First of all you have to know where your JNDI is running.
In my JBoss (conf\jboss-service.xml) I have:
<mbean code="org.jboss.naming.NamingService" name="jboss:service=Naming" xmbean-dd="resource:xmdesc/NamingService-xmbean.xml">
...
<attribute name="Port">7099</attribute>
...
</mbean>
This is important, this is port you want to connect to.

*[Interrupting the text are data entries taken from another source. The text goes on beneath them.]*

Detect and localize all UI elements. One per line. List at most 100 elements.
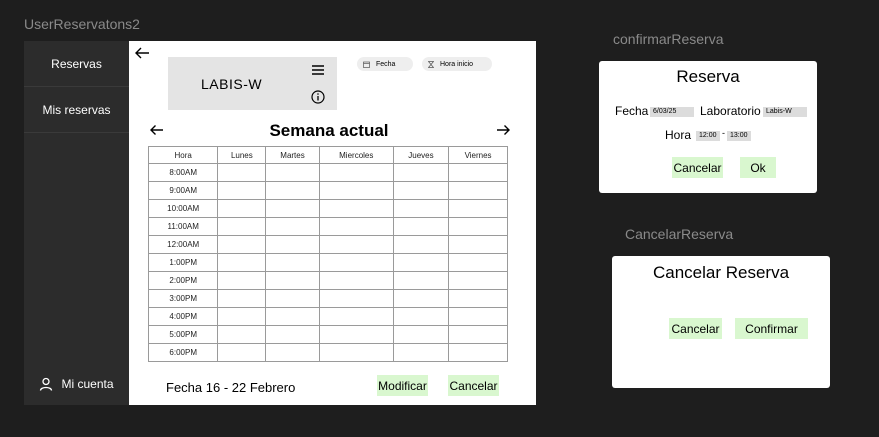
column-header-friday: Viernes [448,146,508,164]
dialog-title: Reserva [676,67,740,86]
time-slot-cell[interactable] [318,307,394,326]
hour-cell: 11:00AM [147,217,219,236]
lab-card: LABIS-W [168,57,337,110]
time-slot-cell[interactable] [217,163,267,182]
table-row: 10:00AM [147,199,508,218]
table-row: 3:00PM [147,289,508,308]
lab-name: LABIS-W [201,76,263,92]
time-slot-cell[interactable] [448,271,508,290]
start-time-filter[interactable]: Hora inicio [422,57,492,71]
table-row: 11:00AM [147,217,508,236]
table-row: 9:00AM [147,181,508,200]
time-slot-cell[interactable] [448,199,508,218]
sidebar-item-mis-reservas[interactable]: Mis reservas [24,87,129,133]
time-slot-cell[interactable] [392,199,450,218]
dialog-cancel-button[interactable]: Cancelar [672,157,723,178]
time-slot-cell[interactable] [217,217,267,236]
time-slot-cell[interactable] [318,199,394,218]
time-slot-cell[interactable] [392,271,450,290]
time-slot-cell[interactable] [265,307,320,326]
time-slot-cell[interactable] [217,181,267,200]
table-row: 8:00AM [147,163,508,182]
time-slot-cell[interactable] [265,289,320,308]
time-slot-cell[interactable] [217,271,267,290]
time-slot-cell[interactable] [392,325,450,344]
column-header-hour: Hora [147,146,219,164]
time-slot-cell[interactable] [265,181,320,200]
back-arrow-icon[interactable] [134,45,150,61]
time-slot-cell[interactable] [392,343,450,362]
time-slot-cell[interactable] [217,289,267,308]
hourglass-icon [428,60,434,68]
hour-cell: 8:00AM [147,163,219,182]
time-slot-cell[interactable] [448,289,508,308]
start-time-filter-label: Hora inicio [440,60,474,68]
time-slot-cell[interactable] [318,253,394,272]
time-slot-cell[interactable] [265,253,320,272]
time-slot-cell[interactable] [318,343,394,362]
dialog-cancel-button[interactable]: Cancelar [669,318,722,339]
time-slot-cell[interactable] [318,163,394,182]
ok-button[interactable]: Ok [740,157,776,178]
user-icon [39,377,53,391]
time-slot-cell[interactable] [392,235,450,254]
cancel-button[interactable]: Cancelar [448,375,499,396]
time-label: Hora [665,128,692,142]
modify-button[interactable]: Modificar [377,375,428,396]
time-slot-cell[interactable] [265,343,320,362]
end-time-value: 13:00 [727,131,751,141]
hour-cell: 1:00PM [147,253,219,272]
time-slot-cell[interactable] [318,181,394,200]
next-week-arrow-icon[interactable] [495,123,511,137]
time-slot-cell[interactable] [318,289,394,308]
account-button[interactable]: Mi cuenta [24,377,129,391]
time-slot-cell[interactable] [448,307,508,326]
time-slot-cell[interactable] [392,289,450,308]
time-slot-cell[interactable] [217,343,267,362]
frame-label-cancel: CancelarReserva [625,226,734,242]
info-icon[interactable] [311,90,325,104]
time-slot-cell[interactable] [265,271,320,290]
column-header-thursday: Jueves [392,146,450,164]
sidebar-item-reservas[interactable]: Reservas [24,41,129,87]
time-slot-cell[interactable] [392,181,450,200]
confirm-cancel-button[interactable]: Confirmar [735,318,808,339]
date-value: 6/03/25 [650,107,694,117]
time-slot-cell[interactable] [392,253,450,272]
dialog-title: Cancelar Reserva [652,263,790,282]
table-row: 5:00PM [147,325,508,344]
time-slot-cell[interactable] [318,271,394,290]
time-slot-cell[interactable] [265,235,320,254]
time-slot-cell[interactable] [217,253,267,272]
menu-icon[interactable] [311,64,325,76]
time-slot-cell[interactable] [217,307,267,326]
time-slot-cell[interactable] [265,325,320,344]
table-row: 12:00AM [147,235,508,254]
time-slot-cell[interactable] [392,307,450,326]
time-slot-cell[interactable] [392,217,450,236]
time-slot-cell[interactable] [448,181,508,200]
time-slot-cell[interactable] [448,325,508,344]
lab-value: Labis-W [763,107,807,117]
time-slot-cell[interactable] [448,253,508,272]
time-slot-cell[interactable] [448,343,508,362]
time-slot-cell[interactable] [265,199,320,218]
time-slot-cell[interactable] [448,235,508,254]
start-time-value: 12:00 [696,131,720,141]
time-slot-cell[interactable] [448,217,508,236]
schedule-table: Hora Lunes Martes Miercoles Jueves Viern… [147,146,508,362]
time-slot-cell[interactable] [217,325,267,344]
time-slot-cell[interactable] [265,163,320,182]
date-filter[interactable]: Fecha [357,57,413,71]
column-header-tuesday: Martes [265,146,320,164]
time-slot-cell[interactable] [318,235,394,254]
hour-cell: 9:00AM [147,181,219,200]
time-slot-cell[interactable] [217,235,267,254]
time-slot-cell[interactable] [448,163,508,182]
time-slot-cell[interactable] [318,325,394,344]
time-slot-cell[interactable] [392,163,450,182]
hour-cell: 10:00AM [147,199,219,218]
time-slot-cell[interactable] [265,217,320,236]
time-slot-cell[interactable] [217,199,267,218]
time-slot-cell[interactable] [318,217,394,236]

Now you can easily connect to JNDI using this code:
Hashtable<String, String> contextProperties = new Hashtable<String, String>();
contextProperties.put(Context.INITIAL_CONTEXT_FACTORY, "org.jnp.interfaces.NamingContextFactory");
contextProperties.put(Context.PROVIDER_URL, "jnp://localhost:7099");
InitialContext initContext = new InitialContext(contextProperties);
Now when you have context, it's very similar to #Nick Holt's answer, except connection factory creation, you have to use:
QueueConnectionFactory connFactory = (QueueConnectionFactory) initContext.lookup("ConnectionFactory");
Also you do not need to create queue if there is deployed some
Queue queue = (Queue) initContext.lookup("queueName");
All the code above was tested with JBoss 4.2.2 GA and JBossMQ (JBossMQ was, if I'm correct, replaced in 4.2.3 with JBoss messaging).